Sadly I have to pay the insurance on my V plate Fiesta daily driver though  ......still it keeps my NCB going


----------



## Lloyd71

Woah, Swiftcover are cheaper than last year's quote! Woop!


----------



## nortonski

No accidents for me, my Cooper S Camden was £380 last year, this year Direct Line wanted £580!

I moved to Sheilas Wheels...lol £444, could've gone with Bell (Admiral) but they were gonna charge £30 for a strut brace & £40 for an air filter...Sheila did it for £444 all in including business... Bargain!

Similar story with the wife & the Land Cruiser, 2 accidents (people hit her...can't blame em...lol) & it went from £480 - £750!!

Again, rescued by Sheilas Wheels, don't remember the exact price but circa £520

I would've been happy to stay with DL but not at that price!


----------



## SurGie

My £200 increase is from Direct line also, so im going to try Sheilas wheels for sure.


----------



## DiscoDriver

In the past I've found Direct Line to usually offer a reasonable price in the first year and then at renewal time to pull a massive increase out of their hat. I presume they rely on inertia with people not bothering to seek quotes elsewhere. In the internet age it seems like a very short-sighted practice (but maybe it does work with many drivers?!)


----------



## SurGie

I agree with you there, i bet most of the older policyholders dont bother i know my mum dont bother searching around. I do like there criminal damage cover and they cover you if you get hit by an uninsured driver without losing your no claims discounts, but i bet they have certain rules with regards to that like having them caught by the police or something.


----------



## Shiny

The actual % of claims for criminal damage or involving uninsured drivers are minimal in the grand scheme of things.
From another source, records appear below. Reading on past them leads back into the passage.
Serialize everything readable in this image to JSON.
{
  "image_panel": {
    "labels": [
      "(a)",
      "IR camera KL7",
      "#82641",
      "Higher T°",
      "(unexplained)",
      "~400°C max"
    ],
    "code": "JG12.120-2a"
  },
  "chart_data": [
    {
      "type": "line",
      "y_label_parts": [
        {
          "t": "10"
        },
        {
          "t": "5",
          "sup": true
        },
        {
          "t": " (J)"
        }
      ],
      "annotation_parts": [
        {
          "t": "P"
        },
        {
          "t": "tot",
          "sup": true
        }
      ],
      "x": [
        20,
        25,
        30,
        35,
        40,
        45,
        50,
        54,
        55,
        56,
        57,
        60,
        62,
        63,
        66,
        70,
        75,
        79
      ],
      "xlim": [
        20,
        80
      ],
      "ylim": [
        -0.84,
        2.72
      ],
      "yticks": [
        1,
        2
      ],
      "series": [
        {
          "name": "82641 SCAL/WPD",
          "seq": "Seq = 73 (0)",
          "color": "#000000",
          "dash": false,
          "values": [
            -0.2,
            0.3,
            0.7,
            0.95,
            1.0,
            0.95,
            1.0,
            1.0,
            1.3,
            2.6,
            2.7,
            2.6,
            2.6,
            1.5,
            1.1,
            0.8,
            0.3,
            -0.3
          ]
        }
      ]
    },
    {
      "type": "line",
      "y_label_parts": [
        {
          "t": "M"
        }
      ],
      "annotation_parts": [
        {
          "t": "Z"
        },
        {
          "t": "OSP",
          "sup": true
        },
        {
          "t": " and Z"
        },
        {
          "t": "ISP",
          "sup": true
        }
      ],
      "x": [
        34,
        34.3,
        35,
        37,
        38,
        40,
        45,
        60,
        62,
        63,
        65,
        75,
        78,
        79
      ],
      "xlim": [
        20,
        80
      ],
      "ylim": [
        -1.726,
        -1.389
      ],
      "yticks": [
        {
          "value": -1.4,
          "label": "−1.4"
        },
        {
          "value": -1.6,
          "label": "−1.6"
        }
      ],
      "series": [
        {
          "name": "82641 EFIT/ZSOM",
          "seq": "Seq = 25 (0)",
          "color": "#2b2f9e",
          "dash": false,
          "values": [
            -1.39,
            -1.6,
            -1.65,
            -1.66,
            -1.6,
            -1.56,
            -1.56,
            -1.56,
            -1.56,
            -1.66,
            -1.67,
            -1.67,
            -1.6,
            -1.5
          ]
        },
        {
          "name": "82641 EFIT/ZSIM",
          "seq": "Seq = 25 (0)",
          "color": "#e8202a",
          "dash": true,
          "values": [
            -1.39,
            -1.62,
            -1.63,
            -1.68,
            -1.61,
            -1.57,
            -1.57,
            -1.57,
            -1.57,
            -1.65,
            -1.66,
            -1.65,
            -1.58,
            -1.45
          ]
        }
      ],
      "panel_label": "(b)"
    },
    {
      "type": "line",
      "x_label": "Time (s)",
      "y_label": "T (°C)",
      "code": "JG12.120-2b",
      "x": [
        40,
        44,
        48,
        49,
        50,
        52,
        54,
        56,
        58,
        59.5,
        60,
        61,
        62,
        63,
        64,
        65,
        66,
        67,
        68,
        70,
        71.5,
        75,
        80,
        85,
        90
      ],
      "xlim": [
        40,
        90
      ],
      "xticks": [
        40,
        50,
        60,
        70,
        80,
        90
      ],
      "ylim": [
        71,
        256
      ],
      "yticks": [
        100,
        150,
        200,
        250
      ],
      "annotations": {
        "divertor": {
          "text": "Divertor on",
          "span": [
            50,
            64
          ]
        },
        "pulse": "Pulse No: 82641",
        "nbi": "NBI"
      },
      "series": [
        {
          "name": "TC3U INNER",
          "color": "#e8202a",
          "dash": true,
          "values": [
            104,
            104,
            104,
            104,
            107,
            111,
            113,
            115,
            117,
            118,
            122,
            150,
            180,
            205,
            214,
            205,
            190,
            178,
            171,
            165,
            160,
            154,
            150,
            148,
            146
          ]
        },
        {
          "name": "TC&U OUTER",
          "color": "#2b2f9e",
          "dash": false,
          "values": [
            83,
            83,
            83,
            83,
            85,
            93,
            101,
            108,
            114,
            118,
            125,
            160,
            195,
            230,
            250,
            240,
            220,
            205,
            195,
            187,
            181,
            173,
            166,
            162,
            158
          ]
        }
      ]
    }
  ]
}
Great marketing from Direct Line, as they know that the benefit will only be used by an absolute minimum of their policyholders.

We've had quite a few calls from people recently looking for quotes as their insurance bought from aggregator (comparison) sites as gone up massively, Direct Line seems have been the one with the biggest increases.

I don't really think we will ever see a migration back to the high street Broker for car insurance though, although we are seeing an increasing number complaining about service, claims and the admin costs for changes once you've signed up for the year. There will always be problems when a member of the public with little or no insurance knowledges quotes their own policy and then comes unstuck when it gets underwritten at the point of a claim, rather than at the point they take the policy up when the policy is arranged by an experienced professional.


----------



## robj20

Im happy this year, my last car was £1600 to insure now im paying £240 fully comp on my new car, all thanks to a classic policy.


----------



## jamest

I paid £100 less.

I tried quotes for a second car with 0 no claims and all were coming out at £1500 through the price comparison sites, but then went direct through Admiral to get a quote of £452.

Don't trust the comparison sites. It doesn't take long to fill in a few forms on other sites.


----------



## Matt.

amiller said:


> Mine stayed the same going from a Golf TDI to an Audi S3. I'm 22. (£800 fully comp)


£800 fully comp on a S3 at 22. Thats pretty impresive :doublesho


----------



## Mike_182

mattastra said:


> £800 fully comp on a S3 at 22. Thats pretty impresive :doublesho


Depends, at 23 I was insuring a Clio V6 for less and at 24 I'm insuring a 400+bhp biturbo S4 for £1600ish...


----------